PASTERNAK, LEONID OSIPOVICH (1862–1945), Russian artist. Born in Odessa, Pasternak studied medicine in Moscow, but in 1883 went to Munich to enroll at the Academy of Art. Returning to Odessa, he did a full year's military service, then met and married the pianist Rosa Kaufmann. In 1888 his first large canvas, Letter from Home, was bought by the Tretyakov Gallery, Moscow. The Pasternaks moved to Moscow, where he opened a school of painting, edited a periodical, The Artist, and for some years taught at the Moscow School of Painting, Sculpture, and Architecture. He was a close friend of Leo Tolstoy, whom he often portrayed.

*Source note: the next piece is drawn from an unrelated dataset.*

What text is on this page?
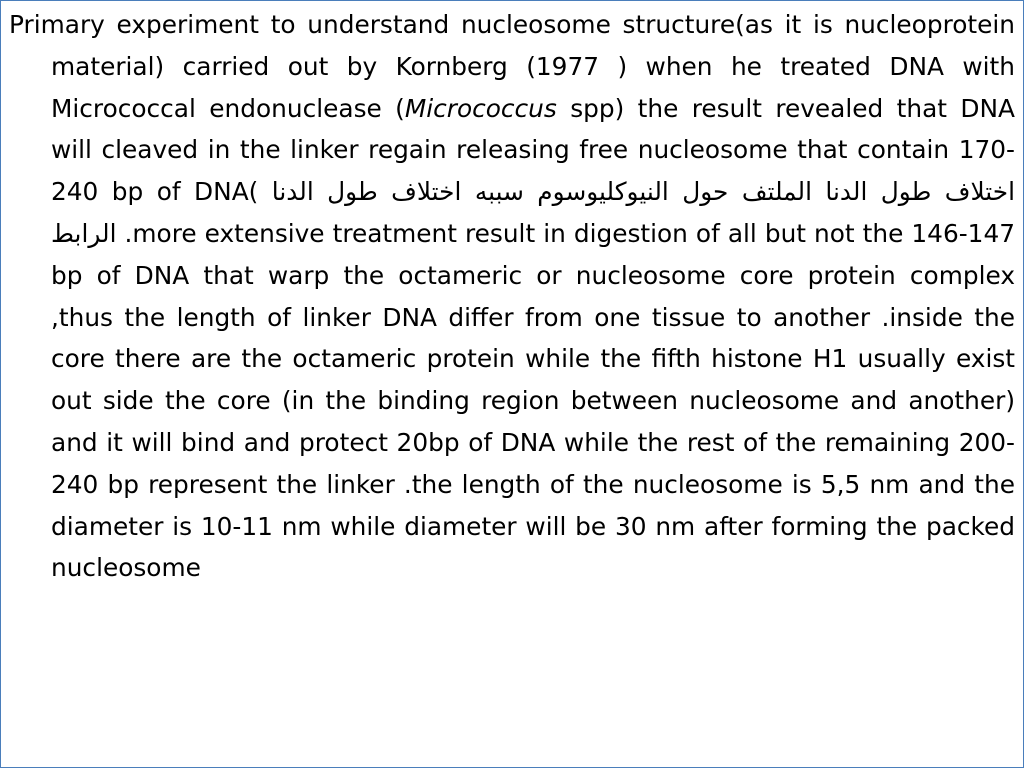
Primary experiment to understand nucleosome structure(as it is nucleoprotein material) carried out by Kornberg (1977 ) when he treated DNA with Micrococcal endonuclease (Micrococcus spp) the result revealed that DNA will cleaved in the linker regain releasing free nucleosome that contain 170-240 bp of DNA( اختلاف طول الدنا الملتف حول النيوكليوسوم سببه اختلاف طول الدنا الرابط .more extensive treatment result in digestion of all but not the 146-147 bp of DNA that warp the octameric or nucleosome core protein complex ,thus the length of linker DNA differ from one tissue to another .inside the core there are the octameric protein while the fifth histone H1 usually exist out side the core (in the binding region between nucleosome and another) and it will bind and protect 20bp of DNA while the rest of the remaining 200-240 bp represent the linker .the length of the nucleosome is 5,5 nm and the diameter is 10-11 nm while diameter will be 30 nm after forming the packed nucleosome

His illustrations for Tolstoy's Resurrection were exhibited at the Paris World Exhibition, 1900. In 1921 Pasternak, with his wife, went to Paris, and in 1938 immigrated to England, spending his last years in Oxford. Pasternak was at his best not as an oil painter but as a draftsman, whose portrait studies superbly catch the sitter's character. He painted portraits of outstanding Zionists, among them *Bialik, *Sokolow, *Tchernichowsky, and *Weizmann. In 1924 he visited Palestine, where he made drawings and watercolors of the countryside. He was the father of the poet and novelist Boris *Pasternak.

bibliography:

Russell, in: Studio, 161 (1961), 98–101; Bialik, in: Saturday Review (April 4, 1959), 18–21.